L'indignation en Alaska après que le juge a condamné à aucune peine d'emprisonnement un homme qui a plaidé coupable d'agression criminelle

ANCHORAGE, Alaska – Un groupe de résidents de l’Alaska a promis de lancer une campagne contre un juge d’Anchorage qui n’a condamné à aucune peine de prison un homme accusé d’avoir offert une promenade à une femme, l’étouffant jusqu’à ce qu’elle soit inconsciente. Justin Schneider, 34 ans, a plaidé coupable à un chef d'accusation d'agression dans l'affaire et le juge de la Cour supérieure d'Anchorage, Michael Corey, a condamné Schneider à deux ans avec un an avec sursis.

Une accusation d'enlèvement a été abandonnée dans le cadre de l'accord de plaidoyer. Schneider a également reçu un crédit pour un an pendant lequel il a été assigné à résidence et ne purgera aucun délai supplémentaire tant qu'il ne violera pas les conditions de sa probation.

L’affaire a attiré l’attention à l’échelle nationale et un groupe Facebook a appelé la rétention de NO pour le juge Michael Corey, qui compte plus de 2 000 goûts, rapporte KTVA-TV, filiale de CBS Anchorage.

Elizabeth Williams, qui a lancé le groupe Facebook, a déclaré à KTVA qu'elle avait eu une réaction viscérale lorsqu'elle a entendu le verdict.

"J'étais juste absolument consterné qu'il revienne dans les rues et que les femmes d'Alaska soient à nouveau laissées pour compte par le système judiciaire", a déclaré M. Williams. "J'étais aussi scandalisée que cette femme n'ait pas de voix dans la procédure judiciaire et que personne ne la défendait et personne ne parlait pour elle, y compris le juge."

Schneider a étouffé une femme autochtone de l'Alaska et s'est ensuite masturbé sur son corps inconscient, selon des documents de charge. Il a également dit à la femme qu'il la tuerait si elle criait, l'inspecteur de police d'Anchorage Brett Sarber a écrit dans une déclaration sous serment.

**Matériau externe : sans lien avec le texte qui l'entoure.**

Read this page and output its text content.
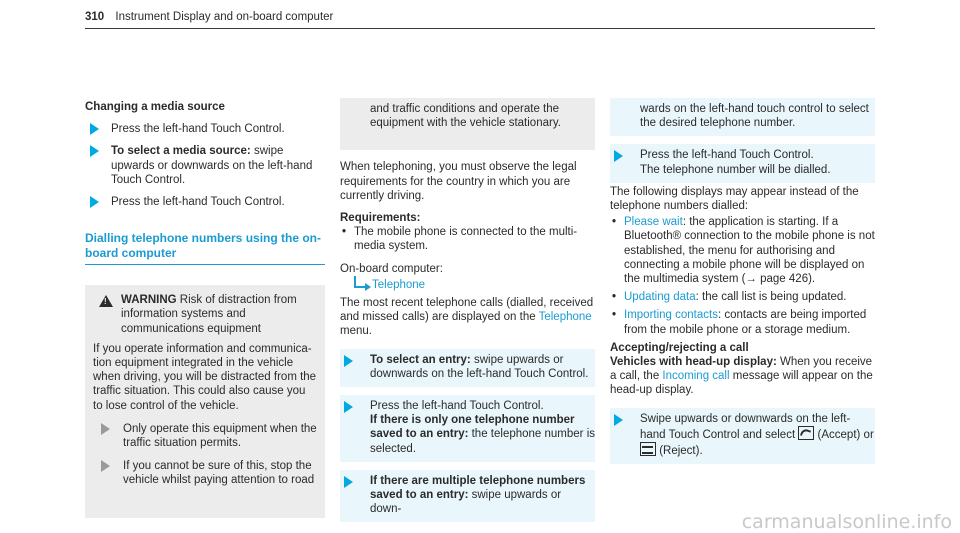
310 Instrument Display and on-board computer
Changing a media source
Press the left-hand Touch Control.
To select a media source: swipe upwards or downwards on the left-hand Touch Control.
Press the left-hand Touch Control.
Dialling telephone numbers using the on-board computer
!
WARNING Risk of distraction from information systems and communications equipment
If you operate information and communication equipment integrated in the vehicle when driving, you will be distracted from the traffic situation. This could also cause you to lose control of the vehicle.
Only operate this equipment when the traffic situation permits.
If you cannot be sure of this, stop the vehicle whilst paying attention to road
and traffic conditions and operate the equipment with the vehicle stationary.
When telephoning, you must observe the legal requirements for the country in which you are currently driving.
Requirements:
• The mobile phone is connected to the multimedia system.
On-board computer:
Telephone
The most recent telephone calls (dialled, received and missed calls) are displayed on the Telephone menu.
To select an entry: swipe upwards or downwards on the left-hand Touch Control.
Press the left-hand Touch Control.
If there is only one telephone number saved to an entry: the telephone number is selected.
If there are multiple telephone numbers saved to an entry: swipe upwards or down-
wards on the left-hand touch control to select the desired telephone number.
Press the left-hand Touch Control.
The telephone number will be dialled.
The following displays may appear instead of the telephone numbers dialled:
• Please wait: the application is starting. If a Bluetooth® connection to the mobile phone is not established, the menu for authorising and connecting a mobile phone will be displayed on the multimedia system (→ page 426).
• Updating data: the call list is being updated.
• Importing contacts: contacts are being imported from the mobile phone or a storage medium.
Accepting/rejecting a call
Vehicles with head-up display: When you receive a call, the Incoming call message will appear on the head-up display.
Swipe upwards or downwards on the left-hand Touch Control and select  (Accept) or  (Reject).
carmanualsonline.info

La victime n'était pas présente ou au téléphone pendant l'audience.

Le procureur de district d’Anchorage, Andrew Grannik, a déclaré mercredi que Schneider avait perdu son emploi au service du gouvernement fédéral à la suite de cette affaire, une conséquence qu’il a qualifiée de "condamnation à vie", selon KTVA.

Grannik a déclaré qu'il acceptait l'accord de plaidoyer basé sur l'inscription de Schneider et les progrès réalisés dans un programme de traitement, et que l'expert estimait que le risque de récidive était faible.

"J'espère que cela n'arrivera pas", a déclaré Grannik. «C’est la raison pour laquelle j’ai conclu l’accord que j’ai fait, car j’ai des attentes raisonnables que cela ne se produise pas. Mais je voudrais que le monsieur soit averti que c’est son unique passe – ce n’est pas vraiment une passe – – mais compte tenu de la conduite, on pourrait considérer que c'est le cas. "

Corey a accepté l'accord, notant que le résultat de l'affaire pourrait être décrit comme "à couper le souffle", selon KTVA. Il a déclaré que sa décision était basée sur la perspective d'une réhabilitation.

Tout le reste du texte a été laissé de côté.